On hemp-derived products and synthetic cannabinoids, Anthony is welcoming the increased legislators' scrutiny on this space. "Based on what I've seen across the states, there's very little appetite from politicians to let synthetic THC continue." State-level bans are increasing, and enforcement is tightening. "We're going to see those synthetic products removed. When that happens, it's positive for the regulated industry."
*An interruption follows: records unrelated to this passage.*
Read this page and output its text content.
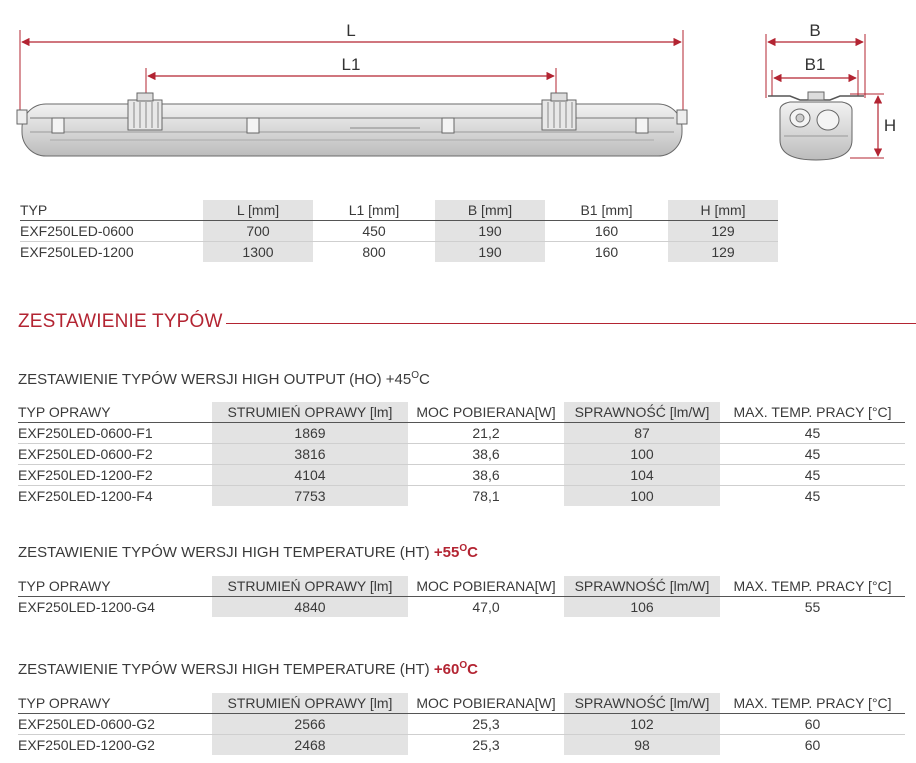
L
L1
B
B1
H
TYP	L [mm]	L1 [mm]	B [mm]	B1 [mm]	H [mm]
EXF250LED-0600	700	450	190	160	129
EXF250LED-1200	1300	800	190	160	129
ZESTAWIENIE TYPÓW
ZESTAWIENIE TYPÓW WERSJI HIGH OUTPUT $(HO) +45^OC$
TYP OPRAWY	STRUMIEŃ OPRAWY [lm]	MOC POBIERANA[W]	SPRAWNOŚĆ [lm/W]	MAX. TEMP. PRACY [°C]
EXF250LED-0600-F1	1869	21,2	87	45
EXF250LED-0600-F2	3816	38,6	100	45
EXF250LED-1200-F2	4104	38,6	104	45
EXF250LED-1200-F4	7753	78,1	100	45
ZESTAWIENIE TYPÓW WERSJI HIGH TEMPERATURE $(HT) +55^OC$
TYP OPRAWY	STRUMIEŃ OPRAWY [lm]	MOC POBIERANA[W]	SPRAWNOŚĆ [lm/W]	MAX. TEMP. PRACY [°C]
EXF250LED-1200-G4	4840	47,0	106	55
ZESTAWIENIE TYPÓW WERSJI HIGH TEMPERATURE $(HT) +60^OC$
TYP OPRAWY	STRUMIEŃ OPRAWY [lm]	MOC POBIERANA[W]	SPRAWNOŚĆ [lm/W]	MAX. TEMP. PRACY [°C]
EXF250LED-0600-G2	2566	25,3	102	60
EXF250LED-1200-G2	2468	25,3	98	60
He draws a line between low-dose beverages and synthetic products sold outside licensed channels. "People seem okay with low-dose drinks," Anthony says. "The issue is really the synthetic products being sold at gas stations and smoke shops."
Across the broader industry, Anthony points to resilience rather than momentum. "This industry has worked incredibly hard just to make it work," he said. "Declining revenue, margin compression, increased competition, regulation. It's a very hard landscape." Operators have adjusted accordingly. "People have made tough decisions," he said. "They've right-sized headcount. Some are surviving, and some are thriving." That process is not finished. "We're going to continue to see workouts across the industry. There's no turning back from that."
Still, he expects some pressure to ease in the second half of the year. "As synthetic products recede, some sales will move back into the legal market," he said. "Not all of them, but some." For Anthony, rescheduling is part of a longer arc. "Federal recognition that cannabis is medicine matters," he said. "It supports product expansion, acceptance, and eventually new markets."